We recently reported that the oxidized avidin, named AvidinOX®, resides for weeks within injected tissues as a consequence of the formation of Schiffs bases between its aldehyde groups and tissue protein amino groups. We also showed, in a mouse pre-clinical model, the usefulness of AvidinOX for the delivery of radiolabeled biotin to inoperable tumors. Taking into account that AvidinOX is the first oxidized glycoprotein known to chemically link to injected tissues, we tested in the mouse a panel of additional oxidized glycoproteins, with the aim of investigating the phenomenon. We produced oxidized ovalbumin and mannosylated streptavidin which share with avidin glycosylation pattern and tetrameric structure, respectively and found that neither of them linked significantly to cells in vitro nor to injected tissues in vivo, despite the presence of functional aldehyde groups. The study, extended to additional oxidized glycoproteins, showed that the in vivo chemical conjugation is a distinctive property of the oxidized avidin. Relevance of the high cationic charge of avidin into the stable linkage of AvidinOX to tissues is demonstrated as the oxidized acetylated avidin lost the property. Plasmon resonance on matrix proteins and cellular impedance analyses showed in vitro that avidin exhibits a peculiar interaction with proteins and cells that allows the formation of highly stable Schiffs bases, after oxidation.

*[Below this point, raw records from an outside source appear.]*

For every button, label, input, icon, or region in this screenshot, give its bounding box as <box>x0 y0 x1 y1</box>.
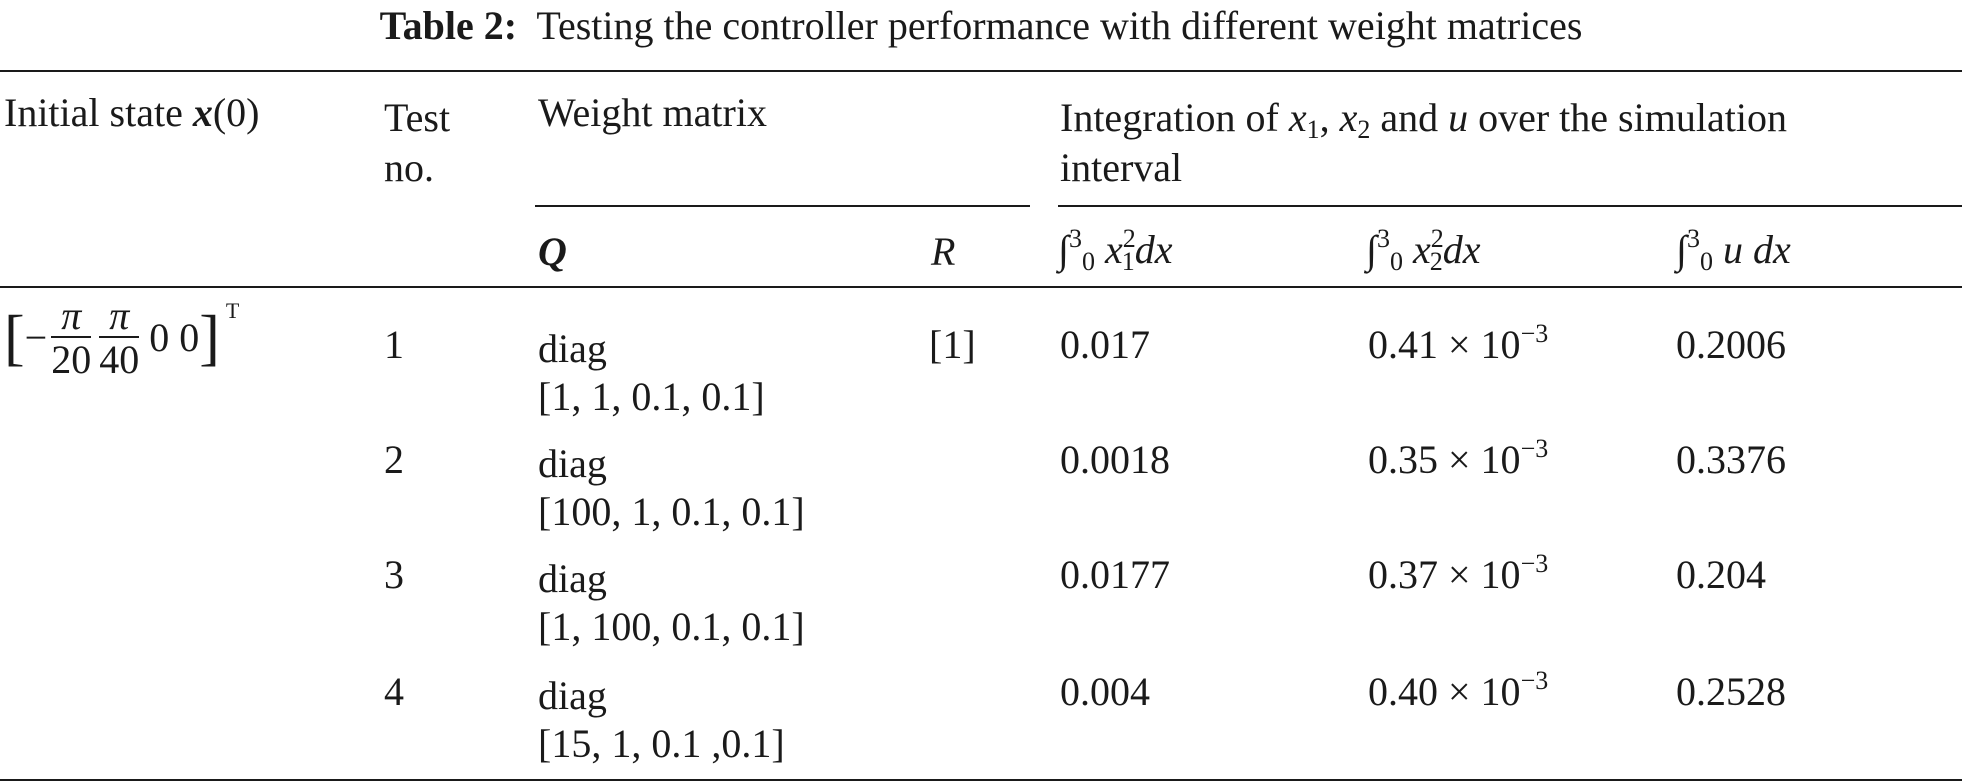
weight-matrix-subrule <box>535 205 1030 207</box>
cell-int-x1: 0.0018 <box>1060 437 1170 482</box>
cell-test-no: 2 <box>384 437 404 482</box>
cell-int-u: 0.204 <box>1676 552 1766 597</box>
fraction-pi-20: π 20 <box>51 293 92 382</box>
cell-int-u: 0.3376 <box>1676 437 1786 482</box>
cell-q: diag [15, 1, 0.1 ,0.1] <box>538 673 785 766</box>
cell-int-u: 0.2528 <box>1676 669 1786 714</box>
header-test-no: Test no. <box>384 95 451 190</box>
cell-q: diag [1, 1, 0.1, 0.1] <box>538 326 765 419</box>
cell-int-x2: 0.41 × 10−3 <box>1368 319 1549 367</box>
cell-int-x2: 0.35 × 10−3 <box>1368 434 1549 482</box>
cell-int-x1: 0.0177 <box>1060 552 1170 597</box>
header-Q: Q <box>538 229 567 274</box>
cell-q: diag [1, 100, 0.1, 0.1] <box>538 556 805 649</box>
initial-state-vector: [ − π 20 π 40 0 0 ] T <box>4 293 240 382</box>
cell-int-x2: 0.37 × 10−3 <box>1368 549 1549 597</box>
caption-label: Table 2: <box>379 3 518 48</box>
cell-q: diag [100, 1, 0.1, 0.1] <box>538 441 805 534</box>
right-bracket: ] <box>199 304 220 372</box>
cell-int-u: 0.2006 <box>1676 322 1786 367</box>
cell-int-x2: 0.40 × 10−3 <box>1368 666 1549 714</box>
integral-sign: ∫30 <box>1366 224 1403 276</box>
cell-int-x1: 0.017 <box>1060 322 1150 367</box>
cell-test-no: 3 <box>384 552 404 597</box>
header-int-u: ∫30 u dx <box>1676 224 1791 276</box>
header-bottom-rule <box>0 286 1962 288</box>
cell-int-x1: 0.004 <box>1060 669 1150 714</box>
bottom-rule <box>0 779 1962 781</box>
integration-subrule <box>1058 205 1962 207</box>
header-initial-state: Initial state x(0) <box>4 90 260 135</box>
header-int-x1: ∫30 x21dx <box>1058 224 1173 276</box>
top-rule <box>0 70 1962 72</box>
integral-sign: ∫30 <box>1058 224 1095 276</box>
header-integration: Integration of x1, x2 and u over the sim… <box>1060 95 1787 190</box>
left-bracket: [ <box>4 304 25 372</box>
cell-test-no: 4 <box>384 669 404 714</box>
header-weight-matrix: Weight matrix <box>538 90 767 135</box>
header-int-x2: ∫30 x22dx <box>1366 224 1481 276</box>
state-vector-symbol: x <box>192 90 213 135</box>
fraction-pi-40: π 40 <box>99 293 140 382</box>
header-R: R <box>931 229 956 274</box>
table-caption: Table 2: Testing the controller performa… <box>0 6 1962 46</box>
caption-text: Testing the controller performance with … <box>536 3 1583 48</box>
integral-sign: ∫30 <box>1676 224 1713 276</box>
cell-r: [1] <box>929 322 976 367</box>
cell-test-no: 1 <box>384 322 404 367</box>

AvidinOX-anchored biotinylated trastuzumab and pertuzumab induce down-modulation of ErbB2 and tumor cell death at concentrations order of magnitude lower than not-anchored antibodies

The oxidized version of Avidin, known as AvidinOX, was previously shown to link to tissue proteins upon injection or nebulization, thus becoming a stable receptor for biotinylated therapeutics. AvidinOX is currently under clinical investigation to target radioactive biotin to inoperable tumor lesions (ClinicalTrials.gov NCT02053324). Presently, we show that the anti-ErbB2 monoclonal antibodies Trastuzumab and Pertuzumab can be chemically biotinylated while maintaining their biochemical and biological properties. By using several and diverse experimental conditions, we show that when AvidinOX is conjugated to tumor cells, low antibody concentrations of biotinylated Trastuzumab (bTrast) or Pertuzumab (bPert) prevent internalization of ErbB2, induce endoplasmic reticulum stress, cell cycle arrest and apoptosis leading to inhibition of proliferation and ErbB2 signaling. Moreover, we found that the treatment is able to induce down-modulation of ErbB2 thus bypassing the known resistance of this receptor to degradation. Interestingly, we show that AvidinOX anchorage is a way to counteract agonistic activities of Trastuzumab and Pertuzumab. Present data are in agreement with previous observations from our group indicating that the engagement of the Epidermal Growth Factor Receptor (EGFR) by AvidinOX-bound biotinylated Cetuximab or Panitumumab, leads to potent tumor inhibition both in vitro and in animal models. All results taken together encourage further investigation of AvidinOX-based treatments with biotinylated antibodies directed to the members of the EGFR family.